Clippy driving me to insanity, insisting on iterators

Sure, I don't mean you should be rude. I just wouldn't spend much time worrying about what C programmers (who presumably don't know Rust) think of my Rust code. :man_shrugging:

3 Likes

I guess I have mixed up a few problems here. 'problems' is perhaps too strong a word, rather 'puzzles' for the curious mind. None of this an actual problem for anything I'm currently doing with Rust.

It all starts with wanting to do in Rust what is done in C in this Intel article: Intel Developer Zone.

The puzzles that arise are:

  1. Yes, 49241 micro seconds of Rust is significantly slower that the 44361 micro seconds of C.

  2. On ARM it's a lot worse 795426 us for C, 2860273 for Rust! What is that about?

  3. The fastest Rust solution is not "Clippy approved". Clippy complains about "needless_range_loop". The question then is: Can this be done in a Clippy friendly manner?

  4. The Rust solution I came up with that Clippy likes is a nightmare, horribly verbose, obfuscated and impossible to understand. It's also much slower. I certainly don't like that style of Rust code. Likely that is my fault though, is there a better way?

  5. What if we forget the C example code and just produce a Rust equivalent functionality, no matter how it is done. How would a Rust guru do that?

2 Likes

That is a wicked thought. So wicked in fact that I just could not resist trying it.

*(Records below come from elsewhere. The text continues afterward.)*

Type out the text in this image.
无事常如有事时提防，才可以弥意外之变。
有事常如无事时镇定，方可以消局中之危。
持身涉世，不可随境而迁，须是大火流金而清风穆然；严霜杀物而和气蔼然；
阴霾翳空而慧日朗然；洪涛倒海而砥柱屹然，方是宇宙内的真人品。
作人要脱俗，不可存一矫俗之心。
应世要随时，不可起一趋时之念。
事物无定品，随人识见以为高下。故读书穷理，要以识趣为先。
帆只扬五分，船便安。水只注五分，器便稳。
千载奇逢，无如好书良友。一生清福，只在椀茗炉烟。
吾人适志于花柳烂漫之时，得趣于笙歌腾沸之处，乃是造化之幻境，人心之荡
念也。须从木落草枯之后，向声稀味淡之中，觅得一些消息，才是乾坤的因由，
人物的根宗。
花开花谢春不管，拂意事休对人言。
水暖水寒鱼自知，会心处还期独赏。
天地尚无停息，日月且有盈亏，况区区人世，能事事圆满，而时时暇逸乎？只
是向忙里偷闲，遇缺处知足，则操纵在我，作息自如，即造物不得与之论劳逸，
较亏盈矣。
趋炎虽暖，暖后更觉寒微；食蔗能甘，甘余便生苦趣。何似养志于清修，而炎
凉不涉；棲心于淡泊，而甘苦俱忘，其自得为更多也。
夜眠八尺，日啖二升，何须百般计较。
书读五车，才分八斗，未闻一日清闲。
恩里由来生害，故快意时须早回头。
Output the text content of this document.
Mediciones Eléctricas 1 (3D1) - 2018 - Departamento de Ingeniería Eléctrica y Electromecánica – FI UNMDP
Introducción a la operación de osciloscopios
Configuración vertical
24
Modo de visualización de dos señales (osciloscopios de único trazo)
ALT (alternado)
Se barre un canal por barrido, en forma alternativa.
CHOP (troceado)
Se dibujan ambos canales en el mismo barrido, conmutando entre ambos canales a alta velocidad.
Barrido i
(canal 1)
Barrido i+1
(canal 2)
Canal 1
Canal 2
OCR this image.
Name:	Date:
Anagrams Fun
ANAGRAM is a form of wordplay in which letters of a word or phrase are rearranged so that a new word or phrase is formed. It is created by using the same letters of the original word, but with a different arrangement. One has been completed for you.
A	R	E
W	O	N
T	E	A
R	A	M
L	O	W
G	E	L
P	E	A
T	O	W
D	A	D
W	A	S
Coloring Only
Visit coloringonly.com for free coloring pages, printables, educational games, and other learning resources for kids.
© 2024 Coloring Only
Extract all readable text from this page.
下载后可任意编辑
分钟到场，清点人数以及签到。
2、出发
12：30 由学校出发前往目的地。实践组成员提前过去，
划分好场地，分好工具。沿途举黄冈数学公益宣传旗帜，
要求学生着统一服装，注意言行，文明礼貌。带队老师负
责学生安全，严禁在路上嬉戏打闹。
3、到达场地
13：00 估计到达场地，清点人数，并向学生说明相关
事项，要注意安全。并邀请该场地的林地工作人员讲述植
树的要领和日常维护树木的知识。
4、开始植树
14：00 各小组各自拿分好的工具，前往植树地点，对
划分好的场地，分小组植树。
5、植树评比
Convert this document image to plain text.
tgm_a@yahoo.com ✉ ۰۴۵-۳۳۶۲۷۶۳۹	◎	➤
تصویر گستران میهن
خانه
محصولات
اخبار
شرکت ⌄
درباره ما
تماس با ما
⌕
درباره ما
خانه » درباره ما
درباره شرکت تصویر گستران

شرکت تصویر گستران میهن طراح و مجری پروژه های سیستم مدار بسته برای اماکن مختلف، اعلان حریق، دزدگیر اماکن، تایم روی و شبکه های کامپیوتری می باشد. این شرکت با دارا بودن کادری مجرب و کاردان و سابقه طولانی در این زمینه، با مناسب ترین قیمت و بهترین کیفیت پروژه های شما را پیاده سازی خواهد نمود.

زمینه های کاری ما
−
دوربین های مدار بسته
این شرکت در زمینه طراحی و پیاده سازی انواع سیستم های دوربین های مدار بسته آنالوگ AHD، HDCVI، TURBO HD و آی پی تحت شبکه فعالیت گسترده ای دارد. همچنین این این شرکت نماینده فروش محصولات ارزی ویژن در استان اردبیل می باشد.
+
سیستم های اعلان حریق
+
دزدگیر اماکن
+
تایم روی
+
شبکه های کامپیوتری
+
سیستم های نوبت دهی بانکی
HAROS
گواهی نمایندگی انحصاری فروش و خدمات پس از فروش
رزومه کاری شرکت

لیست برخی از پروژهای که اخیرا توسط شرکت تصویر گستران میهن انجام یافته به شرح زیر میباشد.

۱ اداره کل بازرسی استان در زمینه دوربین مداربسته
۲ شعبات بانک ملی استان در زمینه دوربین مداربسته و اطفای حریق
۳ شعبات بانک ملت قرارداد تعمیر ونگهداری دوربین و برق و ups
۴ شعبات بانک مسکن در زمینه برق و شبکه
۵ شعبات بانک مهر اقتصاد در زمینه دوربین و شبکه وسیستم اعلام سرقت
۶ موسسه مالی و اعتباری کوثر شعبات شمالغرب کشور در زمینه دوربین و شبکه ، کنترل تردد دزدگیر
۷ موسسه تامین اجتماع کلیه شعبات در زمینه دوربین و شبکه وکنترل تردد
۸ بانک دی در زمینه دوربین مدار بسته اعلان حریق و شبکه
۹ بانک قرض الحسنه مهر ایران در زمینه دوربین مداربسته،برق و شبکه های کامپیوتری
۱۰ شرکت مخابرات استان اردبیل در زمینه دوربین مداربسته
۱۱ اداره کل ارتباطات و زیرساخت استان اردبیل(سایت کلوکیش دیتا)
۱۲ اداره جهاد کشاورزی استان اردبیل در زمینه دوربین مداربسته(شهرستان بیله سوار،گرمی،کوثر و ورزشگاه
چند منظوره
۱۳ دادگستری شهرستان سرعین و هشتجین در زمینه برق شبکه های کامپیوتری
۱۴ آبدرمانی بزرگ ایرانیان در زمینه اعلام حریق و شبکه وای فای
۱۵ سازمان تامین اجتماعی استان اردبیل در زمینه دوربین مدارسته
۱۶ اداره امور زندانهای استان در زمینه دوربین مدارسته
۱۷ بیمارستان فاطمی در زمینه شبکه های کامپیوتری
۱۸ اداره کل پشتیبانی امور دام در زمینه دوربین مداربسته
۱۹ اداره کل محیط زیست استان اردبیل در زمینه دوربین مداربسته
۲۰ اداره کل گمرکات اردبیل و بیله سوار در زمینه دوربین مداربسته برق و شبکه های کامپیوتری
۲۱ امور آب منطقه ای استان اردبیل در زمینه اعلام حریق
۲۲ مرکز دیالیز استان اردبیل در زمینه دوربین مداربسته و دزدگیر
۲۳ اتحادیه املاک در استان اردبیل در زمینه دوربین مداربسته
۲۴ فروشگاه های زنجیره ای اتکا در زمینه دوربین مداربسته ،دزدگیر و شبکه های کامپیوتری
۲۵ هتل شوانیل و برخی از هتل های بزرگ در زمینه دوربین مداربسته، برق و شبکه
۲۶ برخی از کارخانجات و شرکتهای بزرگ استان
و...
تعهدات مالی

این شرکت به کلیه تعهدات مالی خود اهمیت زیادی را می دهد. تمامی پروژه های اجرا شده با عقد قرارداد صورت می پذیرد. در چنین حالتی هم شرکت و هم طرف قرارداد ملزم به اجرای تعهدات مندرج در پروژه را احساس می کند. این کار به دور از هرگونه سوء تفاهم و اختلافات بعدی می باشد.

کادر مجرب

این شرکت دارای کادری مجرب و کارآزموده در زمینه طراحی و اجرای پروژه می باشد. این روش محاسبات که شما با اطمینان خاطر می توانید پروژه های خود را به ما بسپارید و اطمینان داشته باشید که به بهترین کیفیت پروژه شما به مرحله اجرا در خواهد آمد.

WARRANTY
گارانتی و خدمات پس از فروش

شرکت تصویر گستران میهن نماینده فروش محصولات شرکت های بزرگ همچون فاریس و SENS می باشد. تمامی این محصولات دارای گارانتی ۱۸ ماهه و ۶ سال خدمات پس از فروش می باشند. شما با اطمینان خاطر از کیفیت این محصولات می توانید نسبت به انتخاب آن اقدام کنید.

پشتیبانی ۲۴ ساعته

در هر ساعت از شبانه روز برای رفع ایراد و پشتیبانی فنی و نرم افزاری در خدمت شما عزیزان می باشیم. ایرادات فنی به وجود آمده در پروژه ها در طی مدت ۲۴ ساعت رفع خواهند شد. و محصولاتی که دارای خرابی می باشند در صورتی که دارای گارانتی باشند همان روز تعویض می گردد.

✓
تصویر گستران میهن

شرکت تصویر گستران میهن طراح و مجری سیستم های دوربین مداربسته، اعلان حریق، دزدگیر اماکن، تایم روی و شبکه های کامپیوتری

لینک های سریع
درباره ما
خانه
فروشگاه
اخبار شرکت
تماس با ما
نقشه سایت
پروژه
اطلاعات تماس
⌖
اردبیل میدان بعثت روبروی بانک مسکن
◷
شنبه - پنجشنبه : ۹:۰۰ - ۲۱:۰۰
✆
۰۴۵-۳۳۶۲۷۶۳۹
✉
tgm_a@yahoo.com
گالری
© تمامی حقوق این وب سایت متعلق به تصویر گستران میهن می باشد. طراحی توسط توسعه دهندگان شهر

I ran my loop_blocking.c through c2rust, changed the name the main it generated and called it at the end of my Rust code.

The result is stunning:

On x86_64:

$ RUSTFLAGS="-C opt-level=3 -C debuginfo=0 -C target-cpu=native" cargo run  --release
...
MAX:        4096,
BLOCK_SIZE: 64,
do_it_0:    180838us
do_it_1:    183917us
do_it_2:    50366us
do_it_3:    67663us
do_it_4:    51039us
MAX:        4096
BLOCK_SIZE: 64
do_it_0:    185558us
do_it_1:    37898us

$ clang  -Wall -O3 -o loop_blocking loop_blocking.c
$ ./loop_blocking
MAX:        4096
BLOCK_SIZE: 64
do_it_0:    186156us
do_it_1:    37656us

$ gcc  -Wall -O3 -o loop_blocking loop_blocking.c
$ ./loop_blocking
MAX:        4096
BLOCK_SIZE: 64
do_it_0:    183282us
do_it_1:    42386us

Yay! Rust is on a par with Clang and handily beats GCC.

On ARM aarch64:

$ RUSTFLAGS="-C opt-level=3 -C debuginfo=0 -C target-cpu=native" cargo run  --release
...
MAX:        4096,
BLOCK_SIZE: 64,
do_it_0:    3071584us
do_it_1:    3071831us
do_it_2:    2865702us
do_it_3:    3206544us
do_it_4:    2866663us
MAX:        4096
BLOCK_SIZE: 64
do_it_0:    2615057us
do_it_1:    800239us

$ clang  -Wall -O3 -o loop_blocking loop_blocking.c
$ ./loop_blocking
MAX:        4096
BLOCK_SIZE: 64
do_it_0:    2674021us
do_it_1:    833169us

$ gcc  -Wall -O3 -o loop_blocking loop_blocking.c
$ ./loop_blocking
MAX:        4096
BLOCK_SIZE: 64
do_it_0:    2778817us
do_it_1:    826443us

Yay! Rust now beats both Clang and GCC!

What on Earth is going on here?

The c2rust generated code even look quite nice:

pub unsafe extern "C" fn do_it_1(mut a: *mut [libc::c_float; 4096],
                                 mut b: *mut [libc::c_float; 4096]) {
    let mut i: libc::c_int = 0 as libc::c_int;
    while i < 4096 as libc::c_int {
        let mut j: libc::c_int = 0 as libc::c_int;
        while j < 4096 as libc::c_int {
            let mut ii: libc::c_int = i;
            while ii < i + 64 as libc::c_int {
                let mut jj: libc::c_int = j;
                while jj < j + 64 as libc::c_int {
                    (*a.offset(ii as isize))[jj as usize] +=
                        (*b.offset(jj as isize))[ii as usize];
                    jj += 1
                }
                ii += 1
            }
            j += 64 as libc::c_int
        }
        i += 64 as libc::c_int
    };
}
8 Likes

I might be writing a lot of Rust code in C at this rate :slight_smile:

2 Likes

I don't have an ARM chip around. I would be interested in seeing, as the code goes from @ZiCog Rust to c2rust Rust, which change made the difference on ARM.

2 Likes

Looking at the disassembly on rust playground, it appears there are no bounds checks in this version -- there is no length information even associated with the two input pointers to bounds check against, and the indexing against the arrays pointed to are not bounds checked because of their statically-known lengths.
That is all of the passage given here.